Quand Spark me poussa je compris que je devais revenir m'assoir. En passant à côté de la table des Anglais, j'entendis leurs moqueries.
C'est là que je vis le journal en question. Sur la table, sous le coude de McLaggen, je pus lire le gros titre : Harry Potter demande la réouverture du dossier Flint !
Un sourire perfide étira mes lèvres. Potter avait assez d'influence pour me garantir une victoire.
Je n'entendis pas grand chose de la performance des Anglais tant leurs "fans" hurlaient fort. Et comme je savais déjà qu'ils avaient gagné tous leurs matchs, il n'y avait aucune surprise.
- Mesdames et Messieurs, les deux équipes qui s'affronteront à nouveau dans trois jours lors de la finale des éliminatoires du Royaume-Uni sont... l'Angleterre et le Pays de Galles !
Les hurlements à notre table me firent sursauter et me crevèrent les tympans. Même Père n'arrêtait pas son monologue sur sa fierté et la grandeur familiale que je perpétrais et blablabla et blablabla...
- Bon, bah on va fêter ça ce soir ! proposa Thomas
Stefen nous balança les exemplaires de cinq journaux. La une du journal sportif était accompagnée d'une photo de moi en train de tomber dans les pommes. Glorieux.
Et... Oh non... Mon interview avec la journaliste d'hier... Quelle horreur...

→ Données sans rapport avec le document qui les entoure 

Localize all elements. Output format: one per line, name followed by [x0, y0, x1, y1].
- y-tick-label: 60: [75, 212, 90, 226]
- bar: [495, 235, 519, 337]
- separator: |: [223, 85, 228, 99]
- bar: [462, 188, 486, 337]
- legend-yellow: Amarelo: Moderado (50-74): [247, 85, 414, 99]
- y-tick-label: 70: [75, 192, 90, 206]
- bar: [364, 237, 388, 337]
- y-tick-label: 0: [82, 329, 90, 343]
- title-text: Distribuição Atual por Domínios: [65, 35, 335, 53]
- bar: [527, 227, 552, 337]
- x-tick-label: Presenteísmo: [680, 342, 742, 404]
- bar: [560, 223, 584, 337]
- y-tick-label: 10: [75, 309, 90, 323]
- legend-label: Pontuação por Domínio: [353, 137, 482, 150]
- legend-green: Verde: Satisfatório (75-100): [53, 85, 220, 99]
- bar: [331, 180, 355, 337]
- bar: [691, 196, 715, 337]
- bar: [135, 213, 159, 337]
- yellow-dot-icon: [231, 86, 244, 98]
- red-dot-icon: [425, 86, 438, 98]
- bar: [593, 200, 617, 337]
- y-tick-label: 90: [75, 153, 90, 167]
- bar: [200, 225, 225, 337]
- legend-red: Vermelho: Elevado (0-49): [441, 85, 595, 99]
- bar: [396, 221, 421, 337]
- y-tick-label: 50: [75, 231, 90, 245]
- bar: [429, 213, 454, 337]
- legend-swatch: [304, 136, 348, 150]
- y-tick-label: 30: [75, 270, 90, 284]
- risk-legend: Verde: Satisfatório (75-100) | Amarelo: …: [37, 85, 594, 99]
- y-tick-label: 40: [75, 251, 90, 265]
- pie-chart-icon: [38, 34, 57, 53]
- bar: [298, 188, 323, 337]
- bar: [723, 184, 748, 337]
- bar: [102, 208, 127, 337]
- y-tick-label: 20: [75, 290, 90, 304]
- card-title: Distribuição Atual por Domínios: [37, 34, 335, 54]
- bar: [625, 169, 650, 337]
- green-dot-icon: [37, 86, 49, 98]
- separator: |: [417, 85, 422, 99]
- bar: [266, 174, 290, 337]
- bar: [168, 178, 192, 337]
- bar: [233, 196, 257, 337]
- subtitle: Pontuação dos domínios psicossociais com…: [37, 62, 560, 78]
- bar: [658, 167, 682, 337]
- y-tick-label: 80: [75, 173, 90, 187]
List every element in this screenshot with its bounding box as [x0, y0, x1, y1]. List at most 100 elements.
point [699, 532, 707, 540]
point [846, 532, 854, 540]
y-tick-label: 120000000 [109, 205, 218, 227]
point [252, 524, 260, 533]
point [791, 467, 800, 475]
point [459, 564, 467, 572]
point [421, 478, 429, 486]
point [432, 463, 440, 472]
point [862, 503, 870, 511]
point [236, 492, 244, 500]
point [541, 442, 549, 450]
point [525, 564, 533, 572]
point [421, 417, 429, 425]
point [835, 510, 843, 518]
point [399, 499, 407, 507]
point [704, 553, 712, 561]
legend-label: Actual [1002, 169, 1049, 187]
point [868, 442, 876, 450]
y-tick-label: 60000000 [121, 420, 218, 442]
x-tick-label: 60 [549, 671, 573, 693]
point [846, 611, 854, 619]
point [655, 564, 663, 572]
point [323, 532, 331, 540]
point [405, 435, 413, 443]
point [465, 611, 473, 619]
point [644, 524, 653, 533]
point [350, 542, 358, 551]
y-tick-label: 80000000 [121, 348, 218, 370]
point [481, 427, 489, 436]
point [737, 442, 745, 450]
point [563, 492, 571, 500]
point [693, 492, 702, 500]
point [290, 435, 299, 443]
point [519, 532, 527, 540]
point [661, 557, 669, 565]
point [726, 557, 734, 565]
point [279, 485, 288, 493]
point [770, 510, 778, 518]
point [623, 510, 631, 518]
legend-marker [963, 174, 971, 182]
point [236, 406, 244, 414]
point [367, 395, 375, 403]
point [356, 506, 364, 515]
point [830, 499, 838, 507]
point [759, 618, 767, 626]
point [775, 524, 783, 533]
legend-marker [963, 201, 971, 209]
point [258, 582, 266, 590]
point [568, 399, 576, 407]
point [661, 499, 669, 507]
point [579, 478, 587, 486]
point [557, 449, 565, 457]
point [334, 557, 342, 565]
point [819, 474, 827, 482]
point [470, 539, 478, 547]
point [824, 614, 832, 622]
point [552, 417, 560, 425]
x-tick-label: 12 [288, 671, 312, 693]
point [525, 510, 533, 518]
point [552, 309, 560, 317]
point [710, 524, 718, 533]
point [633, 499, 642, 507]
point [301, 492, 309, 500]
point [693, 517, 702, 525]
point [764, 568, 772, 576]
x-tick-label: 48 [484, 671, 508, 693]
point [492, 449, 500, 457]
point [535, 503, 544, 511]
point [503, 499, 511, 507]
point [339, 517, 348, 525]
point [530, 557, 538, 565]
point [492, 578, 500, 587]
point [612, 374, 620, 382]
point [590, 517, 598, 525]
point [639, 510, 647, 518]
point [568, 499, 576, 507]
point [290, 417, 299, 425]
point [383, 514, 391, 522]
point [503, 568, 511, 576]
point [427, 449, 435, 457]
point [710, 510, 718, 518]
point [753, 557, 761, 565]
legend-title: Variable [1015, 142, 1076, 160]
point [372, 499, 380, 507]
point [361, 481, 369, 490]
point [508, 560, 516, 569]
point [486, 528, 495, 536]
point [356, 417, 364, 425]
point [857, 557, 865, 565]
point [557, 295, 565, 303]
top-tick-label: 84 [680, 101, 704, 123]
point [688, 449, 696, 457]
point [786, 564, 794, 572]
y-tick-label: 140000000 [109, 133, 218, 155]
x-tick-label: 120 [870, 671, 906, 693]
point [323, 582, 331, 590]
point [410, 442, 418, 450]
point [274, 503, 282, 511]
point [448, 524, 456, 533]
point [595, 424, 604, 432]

- Marcus ! s'exclama Martinson en me montrant la Gazette du Sorcier
Je pâlis et Père tourna la tête vers moi. Il suivit mon regard et pâlit à son tour.
Il darda son regard furieux sur moi :
- De quoi est-ce que ça parle ?
Je jetai un rapide coup d'oeil derrière moi. Potter s'alarma. Il accourut vers nous, flanqué par deux de ses acolytes.
- Monsieur Flint, lâcha-t-il d'un ton sec. Vous êtes prié de nous suivre.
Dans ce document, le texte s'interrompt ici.